O que acontece com a indenização quando o prêmio do seguro está em atraso
O carro bateu na quinta-feira. A parcela do seguro, que devia ter sido debitada na segunda, não caiu porque o cartão estava sem limite. Esse intervalo de poucos dias entre o vencimento não pago e o sinistro é o cenário mais comum de recusa de indenização por mora no prêmio, e também um dos mais contestados, porque a lei não trata toda parcela em atraso da mesma forma.
Por que a primeira parcela pesa mais que as seguintes
O art. 20 da Lei 15.040/2024 separa duas situações que muita gente confunde. A mora na prestação única ou na primeira parcela do prêmio resolve o contrato de pleno direito, sem necessidade de aviso prévio, salvo se o próprio contrato disser o contrário. Já o atraso nas parcelas seguintes tem tratamento diferente: apenas suspende a garantia, e a seguradora só pode alegar isso depois de notificar o segurado com prazo mínimo de 15 dias para pagar o que está em aberto.
O sinistro na janela entre a suspensão e a resolução
Enquanto a garantia está suspensa — porque o prazo de purgação da mora ainda não terminou ou porque a notificação ainda não foi enviada — a seguradora não é obrigada a indenizar sinistros ocorridos nesse intervalo. O § 3º do art. 20 exige que a notificação avise expressamente sobre essa consequência: se o segurado não pagar dentro do novo prazo, os sinistros a partir do vencimento não pago ficam sem cobertura. É esse detalhe, a suspensão condicionada a aviso formal, que costuma escapar de quem só olha a data de vencimento da parcela.
O que muda se a seguradora nunca notificou o atraso
Sem a notificação prévia, com prazo de purgação de pelo menos 15 dias, a suspensão da garantia por atraso nas parcelas seguintes à primeira não se sustenta. É exatamente esse ponto que costuma decidir disputas: seguradora que recusa indenização alegando mora, mas não comprova ter enviado a notificação por meio idôneo, perde o argumento contra o segurado. Um simples lembrete de cobrança, sem as advertências exigidas pelo § 2º do art. 20, não substitui a notificação formal que a lei exige.
Um exemplo de como essa análise se desenrola na prática
Um segurado tem a segunda parcela do prêmio anual vencida há dez dias quando o carro é roubado. Se a seguradora nunca enviou notificação de mora com prazo de purgação, a suspensão da garantia não se consumou, e o sinistro tende a ficar coberto mesmo com a parcela em aberto.

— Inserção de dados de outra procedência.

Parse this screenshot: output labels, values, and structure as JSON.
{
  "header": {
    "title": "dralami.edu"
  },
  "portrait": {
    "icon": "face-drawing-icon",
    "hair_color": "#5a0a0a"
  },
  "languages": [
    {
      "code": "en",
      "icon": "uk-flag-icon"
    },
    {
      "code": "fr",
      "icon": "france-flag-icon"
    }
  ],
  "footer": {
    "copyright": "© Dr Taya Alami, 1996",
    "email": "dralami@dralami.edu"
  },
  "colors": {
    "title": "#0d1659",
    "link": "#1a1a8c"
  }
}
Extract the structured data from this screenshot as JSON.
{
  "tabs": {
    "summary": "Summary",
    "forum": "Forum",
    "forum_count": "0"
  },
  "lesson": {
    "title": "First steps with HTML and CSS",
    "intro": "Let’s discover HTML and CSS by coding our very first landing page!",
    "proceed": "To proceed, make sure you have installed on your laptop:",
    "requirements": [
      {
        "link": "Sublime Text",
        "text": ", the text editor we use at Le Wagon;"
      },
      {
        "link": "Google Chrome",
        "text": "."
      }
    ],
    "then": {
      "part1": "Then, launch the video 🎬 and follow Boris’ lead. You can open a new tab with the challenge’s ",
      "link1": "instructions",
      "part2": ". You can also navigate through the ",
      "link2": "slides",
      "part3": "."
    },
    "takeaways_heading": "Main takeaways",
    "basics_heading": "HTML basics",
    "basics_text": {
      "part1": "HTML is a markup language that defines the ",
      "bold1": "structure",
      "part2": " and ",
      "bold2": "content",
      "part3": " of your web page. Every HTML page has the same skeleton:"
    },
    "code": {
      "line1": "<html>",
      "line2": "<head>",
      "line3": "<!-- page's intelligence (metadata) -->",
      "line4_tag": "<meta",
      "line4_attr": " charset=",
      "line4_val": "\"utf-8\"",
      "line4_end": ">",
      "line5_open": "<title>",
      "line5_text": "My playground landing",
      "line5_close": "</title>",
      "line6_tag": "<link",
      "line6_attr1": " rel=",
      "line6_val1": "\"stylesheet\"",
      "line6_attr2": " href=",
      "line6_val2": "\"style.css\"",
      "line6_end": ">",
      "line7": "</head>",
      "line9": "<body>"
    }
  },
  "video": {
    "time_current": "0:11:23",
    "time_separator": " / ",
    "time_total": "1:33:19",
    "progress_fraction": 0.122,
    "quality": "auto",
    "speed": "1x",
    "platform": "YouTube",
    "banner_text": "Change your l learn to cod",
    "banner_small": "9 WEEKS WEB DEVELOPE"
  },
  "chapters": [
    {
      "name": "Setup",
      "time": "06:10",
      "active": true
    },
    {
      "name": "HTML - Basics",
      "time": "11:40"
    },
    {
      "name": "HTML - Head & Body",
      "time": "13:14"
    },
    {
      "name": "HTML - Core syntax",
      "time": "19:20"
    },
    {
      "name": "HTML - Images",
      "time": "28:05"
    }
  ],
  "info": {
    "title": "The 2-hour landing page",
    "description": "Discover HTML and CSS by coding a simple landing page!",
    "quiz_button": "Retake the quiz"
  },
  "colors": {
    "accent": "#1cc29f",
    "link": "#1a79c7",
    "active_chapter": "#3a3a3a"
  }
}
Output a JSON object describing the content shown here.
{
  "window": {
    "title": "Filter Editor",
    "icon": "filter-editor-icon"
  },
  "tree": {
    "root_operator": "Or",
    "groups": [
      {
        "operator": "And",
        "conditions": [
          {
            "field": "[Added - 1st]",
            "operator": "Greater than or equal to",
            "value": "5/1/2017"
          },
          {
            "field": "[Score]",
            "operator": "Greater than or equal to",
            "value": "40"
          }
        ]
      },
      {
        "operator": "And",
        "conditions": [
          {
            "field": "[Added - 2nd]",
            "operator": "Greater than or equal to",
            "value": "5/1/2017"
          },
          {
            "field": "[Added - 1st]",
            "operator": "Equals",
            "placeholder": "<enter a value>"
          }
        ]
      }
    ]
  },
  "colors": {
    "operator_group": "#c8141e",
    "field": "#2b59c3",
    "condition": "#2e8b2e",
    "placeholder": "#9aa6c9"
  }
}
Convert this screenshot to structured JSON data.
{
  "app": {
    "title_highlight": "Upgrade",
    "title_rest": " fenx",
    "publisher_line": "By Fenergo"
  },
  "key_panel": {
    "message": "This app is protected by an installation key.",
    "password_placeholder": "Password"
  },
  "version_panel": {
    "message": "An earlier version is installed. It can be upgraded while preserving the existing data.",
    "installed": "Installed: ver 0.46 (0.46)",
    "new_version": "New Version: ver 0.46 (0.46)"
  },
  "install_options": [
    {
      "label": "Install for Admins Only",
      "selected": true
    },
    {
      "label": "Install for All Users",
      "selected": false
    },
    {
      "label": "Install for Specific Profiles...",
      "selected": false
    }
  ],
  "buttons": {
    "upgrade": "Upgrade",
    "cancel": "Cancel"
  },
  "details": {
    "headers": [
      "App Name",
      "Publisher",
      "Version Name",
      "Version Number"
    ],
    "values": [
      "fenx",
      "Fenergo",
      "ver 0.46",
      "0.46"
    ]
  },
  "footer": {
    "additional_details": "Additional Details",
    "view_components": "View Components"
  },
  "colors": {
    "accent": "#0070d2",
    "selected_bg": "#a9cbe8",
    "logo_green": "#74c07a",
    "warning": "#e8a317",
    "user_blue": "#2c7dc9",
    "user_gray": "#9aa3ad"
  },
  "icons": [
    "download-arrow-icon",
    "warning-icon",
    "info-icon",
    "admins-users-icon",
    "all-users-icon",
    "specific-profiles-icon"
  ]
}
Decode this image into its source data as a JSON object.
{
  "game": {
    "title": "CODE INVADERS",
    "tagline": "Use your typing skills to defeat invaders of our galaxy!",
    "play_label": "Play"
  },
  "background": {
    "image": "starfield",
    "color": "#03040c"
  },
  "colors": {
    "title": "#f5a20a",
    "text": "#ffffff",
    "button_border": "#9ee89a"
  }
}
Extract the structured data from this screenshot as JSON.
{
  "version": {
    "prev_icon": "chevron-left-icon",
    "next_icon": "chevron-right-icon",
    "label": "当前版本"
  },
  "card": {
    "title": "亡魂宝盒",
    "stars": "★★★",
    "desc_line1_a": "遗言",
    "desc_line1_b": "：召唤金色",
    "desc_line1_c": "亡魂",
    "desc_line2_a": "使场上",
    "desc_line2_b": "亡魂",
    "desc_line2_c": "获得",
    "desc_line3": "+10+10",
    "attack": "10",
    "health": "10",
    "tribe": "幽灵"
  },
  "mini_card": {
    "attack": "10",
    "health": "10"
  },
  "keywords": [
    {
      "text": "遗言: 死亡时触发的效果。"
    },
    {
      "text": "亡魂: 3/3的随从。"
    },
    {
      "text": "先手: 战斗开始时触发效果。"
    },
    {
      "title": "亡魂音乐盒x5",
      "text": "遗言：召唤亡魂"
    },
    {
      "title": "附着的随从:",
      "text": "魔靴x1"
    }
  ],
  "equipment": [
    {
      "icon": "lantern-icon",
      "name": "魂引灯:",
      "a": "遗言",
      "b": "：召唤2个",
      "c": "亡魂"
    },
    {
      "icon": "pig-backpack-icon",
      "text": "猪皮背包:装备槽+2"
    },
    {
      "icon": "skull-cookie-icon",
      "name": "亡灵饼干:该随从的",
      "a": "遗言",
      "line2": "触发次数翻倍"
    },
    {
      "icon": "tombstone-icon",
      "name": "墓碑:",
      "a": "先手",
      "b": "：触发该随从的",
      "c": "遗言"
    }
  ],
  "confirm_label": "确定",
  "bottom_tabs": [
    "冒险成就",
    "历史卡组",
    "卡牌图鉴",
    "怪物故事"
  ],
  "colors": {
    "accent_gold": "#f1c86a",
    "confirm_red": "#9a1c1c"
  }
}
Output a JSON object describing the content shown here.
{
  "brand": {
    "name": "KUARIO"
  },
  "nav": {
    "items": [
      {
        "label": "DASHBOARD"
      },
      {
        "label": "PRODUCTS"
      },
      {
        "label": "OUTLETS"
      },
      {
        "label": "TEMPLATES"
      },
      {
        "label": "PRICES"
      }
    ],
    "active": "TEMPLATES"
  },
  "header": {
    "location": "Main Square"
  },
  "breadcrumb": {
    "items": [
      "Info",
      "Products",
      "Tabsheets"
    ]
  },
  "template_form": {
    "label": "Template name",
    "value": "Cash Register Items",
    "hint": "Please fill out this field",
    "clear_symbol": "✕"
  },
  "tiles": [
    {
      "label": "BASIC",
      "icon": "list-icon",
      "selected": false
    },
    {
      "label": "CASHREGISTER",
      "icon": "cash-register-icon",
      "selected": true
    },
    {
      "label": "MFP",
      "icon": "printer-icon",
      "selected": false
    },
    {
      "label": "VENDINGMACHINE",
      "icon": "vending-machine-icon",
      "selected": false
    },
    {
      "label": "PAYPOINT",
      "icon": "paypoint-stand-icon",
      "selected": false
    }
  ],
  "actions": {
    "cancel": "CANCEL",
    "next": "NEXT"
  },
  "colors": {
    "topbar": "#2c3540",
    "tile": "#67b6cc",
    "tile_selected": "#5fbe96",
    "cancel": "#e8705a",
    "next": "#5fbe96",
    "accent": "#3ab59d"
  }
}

Já se a notificação foi enviada 20 dias antes do roubo, com prazo de 15 dias para pagamento, e o segurado não pagou nem reagiu, a suspensão já produzia efeito na data do sinistro, e a seguradora tem argumento consistente para negar a indenização.
Como reunir a documentação para questionar a recusa
Extrato de pagamentos do próprio seguro, comprovante de tentativa de débito ou boleto, e qualquer comunicação recebida da seguradora sobre o atraso formam a base do caso. A ausência de notificação formal, e não apenas de um lembrete de cobrança, costuma ser o ponto que separa recusa válida de recusa que pode ser revertida administrativamente ou em juízo.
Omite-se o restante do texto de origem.